The YSEALI Entrepreneurship Seminar

As Lead Faculty for Entrepreneurship at the YSEALI Academy, Thi is overseeing the upcoming “Navigating the Startup Ecosystem” seminar, which is now open for applications and will take place in November. One of the highlights of the curriculum that he developed with the YSEALI team is a Hackathon, in which fellows will work in teams to present conceptual business solutions to the most pressing challenges of society. A panel of experienced entrepreneurs will mentor the teams during the Hackathon, which culminates in startup pitches and an award ceremony.

“The idea behind it is to have people work together in a playful manner, and hopefully bring those concepts into life in the future,” he says. “It would be a dream scenario if we have people from different Southeast Asian countries now becoming friends, forming a team to actually build a company based on the ideas they have for the Hackathon at the seminar.”

YSEALI Academy is also a place for Thi to learn. He views it as an opportunity to get to know the landscape, and build capacity for ASEAN to become the next Silicon Valley with companies that create their own innovation and intellectual property. “I dislike the fact that Southeast Asian countries are oftentimes viewed as manufacturing outposts only,” he says. “There’s so much human capacity to create our own proprietary products. I hope to find people with a disruptive mindset, to discuss and work with them through this seminar.”
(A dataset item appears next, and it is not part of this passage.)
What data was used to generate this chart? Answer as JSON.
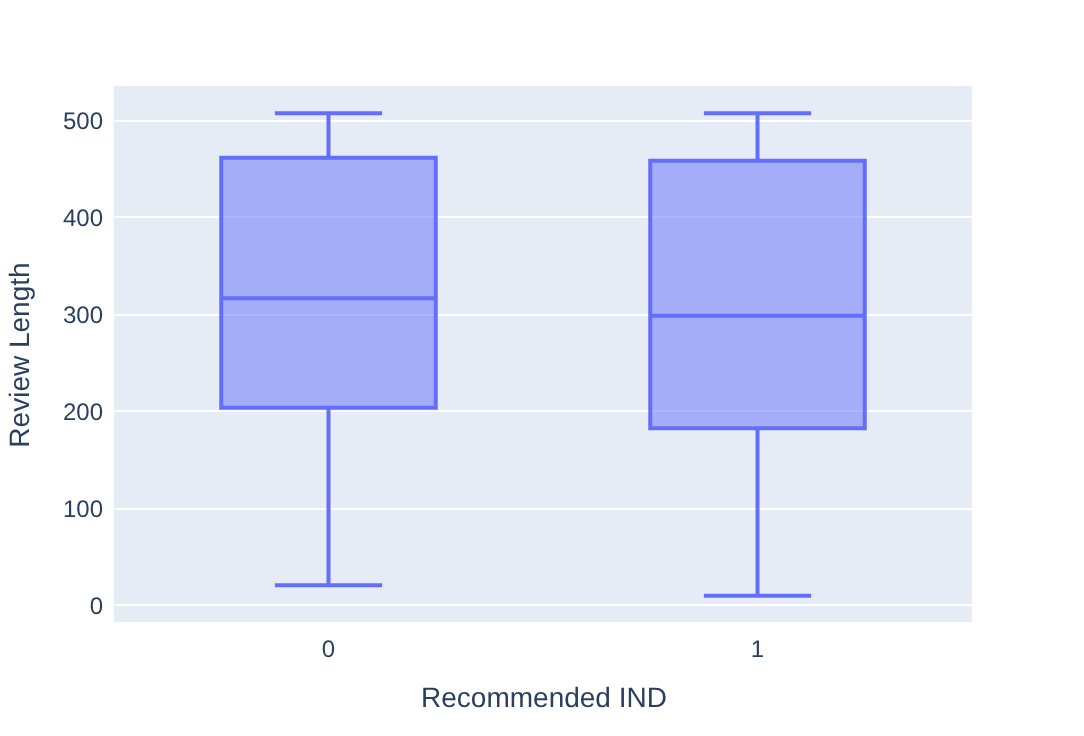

As such, the ideal candidate that he’s looking for in the selection process is someone who’s open to new people and topics, and sees themselves as an agent that can move easily between worlds. “I don’t care so much about their past experiences, what they’ve been trained in or where they went to study,” he says. “I want to see someone who wants to do something meaningful. Why do you want to do entrepreneurship? It’s oftentimes because you care about a problem, right? If you can convince me that you care, then you’re really a good person to join the seminar.”